Un nuovo sistema politico?

Che la mancanza di classe dirigente locale del M5S abbia riportato la politica locale italiana ad uno schema bipolare è ormai chiaro con queste elezioni, ma come ne esce la situazione a livello nazionale?

Quello che pare delinearsi è uno scenario a un polo e due mezzi, dove da una parte un centro destra di composizione chiara ambisce a guidare il paese ed ha i numeri per farlo (ma è in calo), dall’altra il centrosinistra a composizione variabile cresce ma fatica a sfondare e sopratutto ha bisogno per vincere del MoVimento 5 Stelle, il quale difficilmente nel breve o medio termine potrà tornare a essere competitivo da solo e deve dunque convivere con il centrosinistra.

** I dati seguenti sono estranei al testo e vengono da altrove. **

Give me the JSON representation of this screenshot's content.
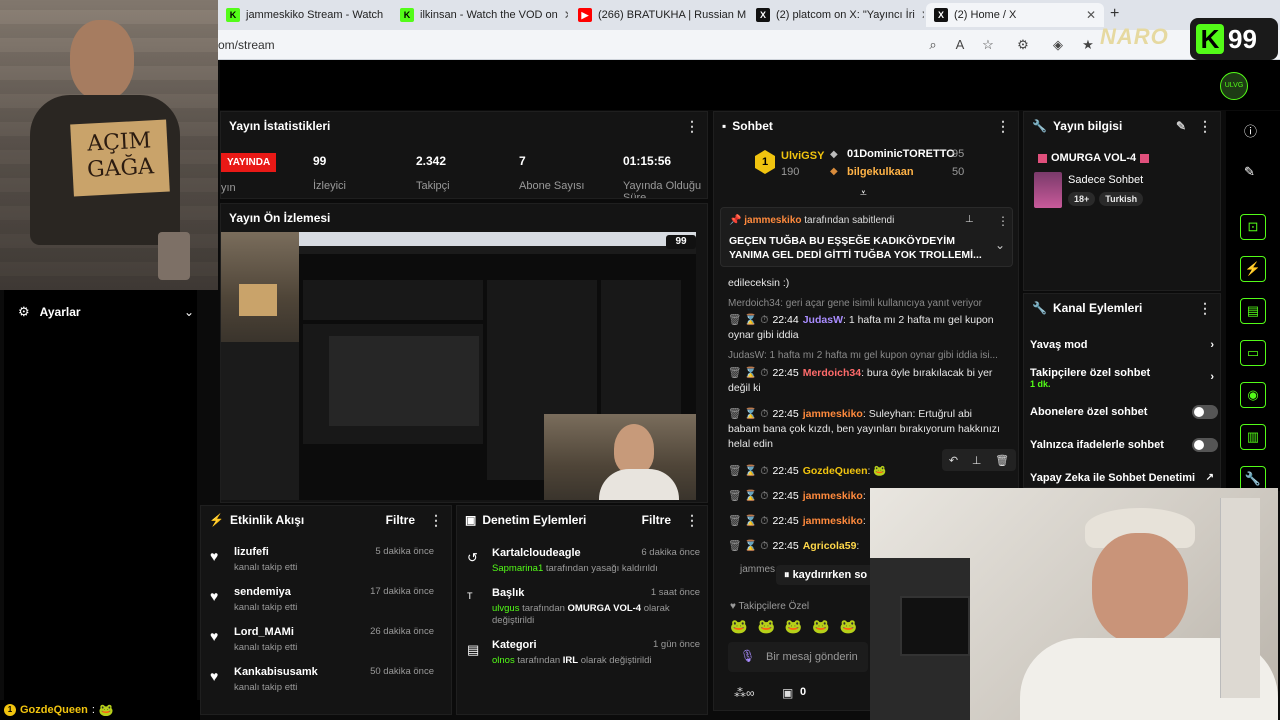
{
  "browser": {
    "tabs": [
      {
        "label": "jammeskiko Stream - Watch",
        "icon": "kick-icon",
        "color": "#53fc18"
      },
      {
        "label": "ilkinsan - Watch the VOD on",
        "icon": "kick-icon",
        "color": "#53fc18"
      },
      {
        "label": "(266) BRATUKHA | Russian M",
        "icon": "youtube-icon",
        "color": "#ff0000"
      },
      {
        "label": "(2) platcom on X: \"Yayıncı İri",
        "icon": "x-icon",
        "color": "#000000"
      },
      {
        "label": "(2) Home / X",
        "icon": "x-icon",
        "color": "#000000"
      }
    ],
    "url": "om/stream",
    "new_tab": "+"
  },
  "overlay": {
    "sign_text": "AÇIM\nGAĞA",
    "logo_text": "NARO",
    "kick_badge": "99"
  },
  "stats": {
    "title": "Yayın İstatistikleri",
    "live": "YAYINDA",
    "live_sub": "yın",
    "items": [
      {
        "value": "99",
        "label": "İzleyici"
      },
      {
        "value": "2.342",
        "label": "Takipçi"
      },
      {
        "value": "7",
        "label": "Abone Sayısı"
      },
      {
        "value": "01:15:56",
        "label": "Yayında Olduğu Süre"
      }
    ]
  },
  "preview": {
    "title": "Yayın Ön İzlemesi"
  },
  "settings": {
    "title": "Ayarlar"
  },
  "chat": {
    "title": "Sohbet",
    "top": [
      {
        "name": "UlviGSY",
        "amount": "190",
        "rank": "1"
      },
      {
        "name": "01DominicTORETTO",
        "amount": "95"
      },
      {
        "name": "bilgekulkaan",
        "amount": "50"
      }
    ],
    "pinned_by": "jammeskiko",
    "pinned_suffix": "tarafından sabitlendi",
    "pinned_text": "GEÇEN TUĞBA BU EŞŞEĞE KADIKÖYDEYİM YANIMA GEL DEDİ GİTTİ TUĞBA YOK TROLLEMİ...",
    "partial": "edileceksin :)",
    "messages": [
      {
        "reply": "Merdoich34: geri açar gene isimli kullanıcıya yanıt veriyor",
        "time": "22:44",
        "user": "JudasW",
        "color": "#a98cff",
        "text": "1 hafta mı 2 hafta mı gel kupon oynar gibi iddia"
      },
      {
        "reply": "JudasW: 1 hafta mı 2 hafta mı gel kupon oynar gibi iddia isi...",
        "time": "22:45",
        "user": "Merdoich34",
        "color": "#ff6b6b",
        "text": "bura öyle bırakılacak bi yer değil ki"
      },
      {
        "time": "22:45",
        "user": "jammeskiko",
        "color": "#ff8a3d",
        "text": "Suleyhan: Ertuğrul abi babam bana çok kızdı, ben yayınları bırakıyorum hakkınızı helal edin"
      },
      {
        "time": "22:45",
        "user": "GozdeQueen",
        "color": "#f1c40f",
        "text": ""
      },
      {
        "time": "22:45",
        "user": "jammeskiko",
        "color": "#ff8a3d",
        "text": ""
      },
      {
        "time": "22:45",
        "user": "jammeskiko",
        "color": "#ff8a3d",
        "text": ""
      },
      {
        "time": "22:45",
        "user": "Agricola59",
        "color": "#ffd84a",
        "text": ""
      }
    ],
    "paused": "kaydırırken so",
    "followers_only": "Takipçilere Özel",
    "placeholder": "Bir mesaj gönderin",
    "footer_count": "0",
    "partial_user": "jammes"
  },
  "stream_info": {
    "title": "Yayın bilgisi",
    "stream_title": "OMURGA VOL-4",
    "category": "Sadece Sohbet",
    "tags": [
      "18+",
      "Turkish"
    ]
  },
  "channel_actions": {
    "title": "Kanal Eylemleri",
    "items": [
      {
        "label": "Yavaş mod",
        "type": "arrow"
      },
      {
        "label": "Takipçilere özel sohbet",
        "sub": "1 dk.",
        "type": "arrow"
      },
      {
        "label": "Abonelere özel sohbet",
        "type": "toggle"
      },
      {
        "label": "Yalnızca ifadelerle sohbet",
        "type": "toggle"
      },
      {
        "label": "Yapay Zeka ile Sohbet Denetimi",
        "type": "link"
      }
    ]
  },
  "activity": {
    "title": "Etkinlik Akışı",
    "filter": "Filtre",
    "items": [
      {
        "name": "lizufefi",
        "sub": "kanalı takip etti",
        "time": "5 dakika önce"
      },
      {
        "name": "sendemiya",
        "sub": "kanalı takip etti",
        "time": "17 dakika önce"
      },
      {
        "name": "Lord_MAMi",
        "sub": "kanalı takip etti",
        "time": "26 dakika önce"
      },
      {
        "name": "Kankabisusamk",
        "sub": "kanalı takip etti",
        "time": "50 dakika önce"
      }
    ]
  },
  "moderation": {
    "title": "Denetim Eylemleri",
    "filter": "Filtre",
    "items": [
      {
        "name": "Kartalcloudeagle",
        "by": "Sapmarina1",
        "rest": "tarafından yasağı kaldırıldı",
        "time": "6 dakika önce",
        "icon": "undo-icon"
      },
      {
        "name": "Başlık",
        "by": "ulvgus",
        "mid": "tarafından",
        "val": "OMURGA VOL-4",
        "rest": "olarak değiştirildi",
        "time": "1 saat önce",
        "icon": "title-icon"
      },
      {
        "name": "Kategori",
        "by": "olnos",
        "mid": "tarafından",
        "val": "IRL",
        "rest": "olarak değiştirildi",
        "time": "1 gün önce",
        "icon": "category-icon"
      }
    ]
  },
  "ticker": {
    "user": "GozdeQueen",
    "sep": ":",
    "rank": "1"
  },
  "colors": {
    "accent": "#53fc18",
    "live": "#e91916",
    "panel": "#141414"
  }
}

Ciò che appare evidente è come i protagonisti degli ultimi anni di politica siano ormai marginali o sulla via del diventarlo: Berlusconi è ormai un ricordo (vi eravate accorti della sua mancanza nell’articolo?), Renzi è stato rottamato, Salvini è sempre più solo e Di Maio è prossimo a perdere del tutto il suo ruolo. Alcuni protagonisti futuri già stanno emergendo: Meloni, Zaia e Zingaretti su tutti.

Stanno cambiando i rapporti di forza e i leader: stiamo tornando alla seconda repubblica o la scorsa legislatura è stata una fase di transizione tra la seconda repubblica e la terza che si sta delineando?